RIO DE JANEIRO -- Pope Francis urged political leaders in Brazil on Saturday to pursue dialogue as a way of calming tensions that led last month to mass protests over government corruption and wasteful spending.
"Between selfish indifference and violent protest there is always another possible option: that of dialogue," Francis told dignitaries gathered in the Municipal Theater here. Contending that constructive dialogue is "essential for facing the present moment," the pope said it would be "impossible to imagine a future for a society" in which channels of dialogue were closed to sectors beyond "vested interests."
The comments by the pope came after demonstrators chided the authorities over their violent reaction to the latest protests, including some criticizing Sérgio Cabral, the governor of Rio de Janeiro State, and government spending in support of Francis' visit. The pope is nearing the end of a weeklong trip to Brazil.
While these protests are not as large as in June, they remain intense. On Friday night, protesters in São Paulo vandalized bank offices up and down Avenida Paulista, the city's most prominent thoroughfare.
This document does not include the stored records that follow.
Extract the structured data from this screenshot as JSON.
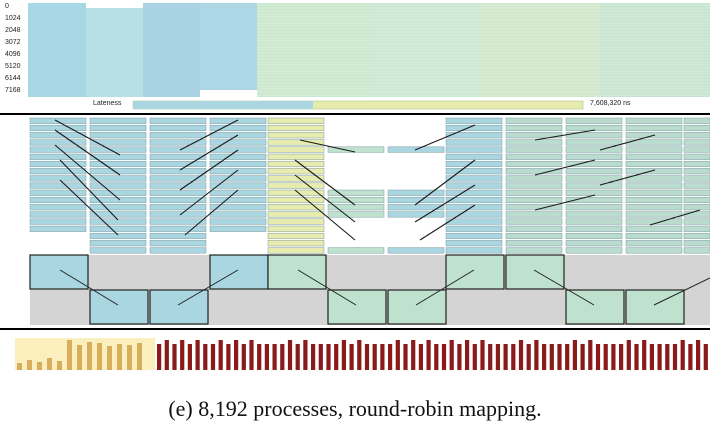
{
  "top_panel": {
    "y_ticks": [
      "0",
      "1024",
      "2048",
      "3072",
      "4096",
      "5120",
      "6144",
      "7168"
    ]
  },
  "lateness": {
    "label": "Lateness",
    "value": "7,608,320 ns"
  },
  "caption": "(e) 8,192 processes, round-robin mapping.",
  "colors": {
    "blue": "#a9d6e0",
    "green": "#bfe2cf",
    "yellow": "#e7ecae",
    "gray_band": "#d4d4d4",
    "dark_red": "#8b1a1a",
    "gold": "#d8ae5c"
  }
}
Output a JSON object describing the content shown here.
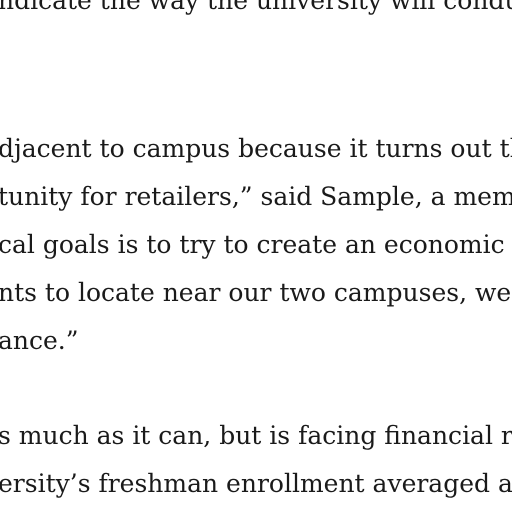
{
  "article": {
    "lines": [
      "ndicate the way the university will conduct",
      "djacent to campus because it turns out tha",
      "tunity for retailers,” said Sample, a memb",
      "cal goals is to try to create an economic op",
      "nts to locate near our two campuses, we w",
      "ance.”",
      "s much as it can, but is facing financial rea",
      "ersity’s freshman enrollment averaged abo"
    ]
  }
}
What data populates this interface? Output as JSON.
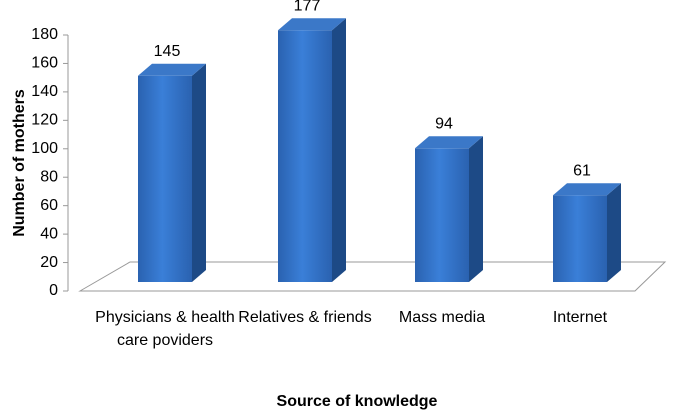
{
  "chart_data": {
    "type": "bar3d",
    "x_label": "Source of knowledge",
    "y_label": "Number of mothers",
    "categories": [
      "Physicians & health care poviders",
      "Relatives & friends",
      "Mass media",
      "Internet"
    ],
    "values": [
      145,
      177,
      94,
      61
    ],
    "color": "#2e6cc0",
    "ylim": [
      0,
      180
    ],
    "yticks": [
      0,
      20,
      40,
      60,
      80,
      100,
      120,
      140,
      160,
      180
    ]
  }
}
Beyond the turmoil in Brazil, the pope's comments may resonate in other parts of Latin America, especially his home country, Argentina, among the most politically polarized in the region. Argentina's president, Cristina Fernández de Kirchner, who fiercely battles her domestic critics, is scheduled to come here this weekend to attend a Mass celebrated by the pope.
Before becoming pope in March, Francis, 76, was known as the self-effacing archbishop of Buenos Aires. As Cardinal Jorge Mario Bergoglio, he met with critics of doctrine and was known for his openness in debating social issues; at one point in 2010, he supported civil unions for gay couples but was overruled by Argentina's bishops.
While Francis has focused largely on efforts to re-engage young people in the Roman Catholic Church, his emphasis on social justice has clearly played well in a country where people are fuming over abuses of power.